和歌山県の橘本(きつもと)神社で「菓子祭・全国銘菓奉献祭」
田道間守(たぢまもり)は,垂仁(すいにん)天皇の命を受けて常世(とこよ)の国より非時香菓(ときじくのかくのこのみ,橘)を持ち帰った。この功績をたたえ,田道間守を果物と菓子の神様として祀(まつ)る神社は全国に10余ヵ所あるといわれている。
代表的な神社は兵庫県北部にある豊岡市の中島神社,太宰府天満宮(福岡県)の中島神社,佐賀県の伊萬里神社,紀伊国屋文左衛がみかんを積んで船出したという伝説の地にある和歌山県海南市下津町の橘本(きつもと)神社などがある。

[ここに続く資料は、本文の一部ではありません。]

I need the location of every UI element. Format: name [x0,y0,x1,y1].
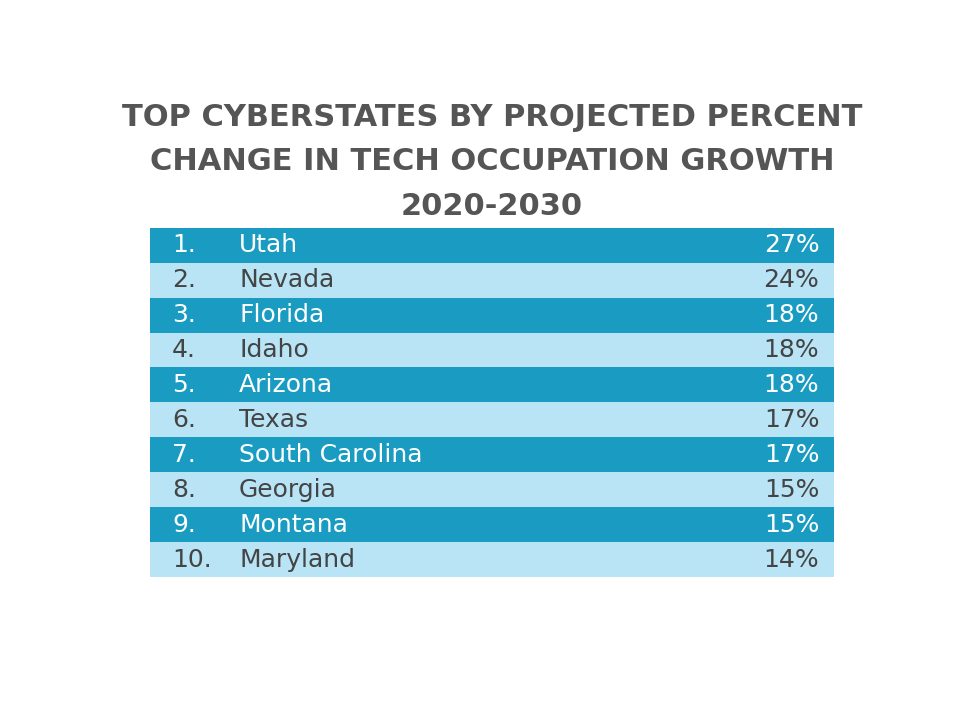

お菓子がなかった時代には,橘の実を加工してお菓子として食べていたことから,田道間守はお菓子の神様ともいわれている。橘本神社では,毎年4月3日に「菓子祭・全国銘菓奉献祭」が行われ,全国各地のお菓子屋さんより,和菓子,洋菓子,飴菓子等の色々なお菓子が奉納される。また,毎年10月10日(体育の日)には「みかん祭」が開催される。
ところで,昭和17年(1942),田道間守をたたえる歌詞(「田道間守の歌」)が当時の小学校であった国民学校の「初等科音楽」(国定教科書)に初めて掲載される。
1 かおりも高いたちばなを
積んだお船がいま帰る
君の仰せをかしこみて
萬里の海をまっしぐら
いま帰る田道間守 田道間守
2 おはさぬ君のみささぎに
泣いて帰らぬまごころよ
遠い国から積んで来た
花たちばなの香(か)とともに
名はかおる田道間守 田道間守
この歌を兵庫県豊岡市の中嶋神社で小学生が歌っている貴重な録画をyutubeで聞くことができる。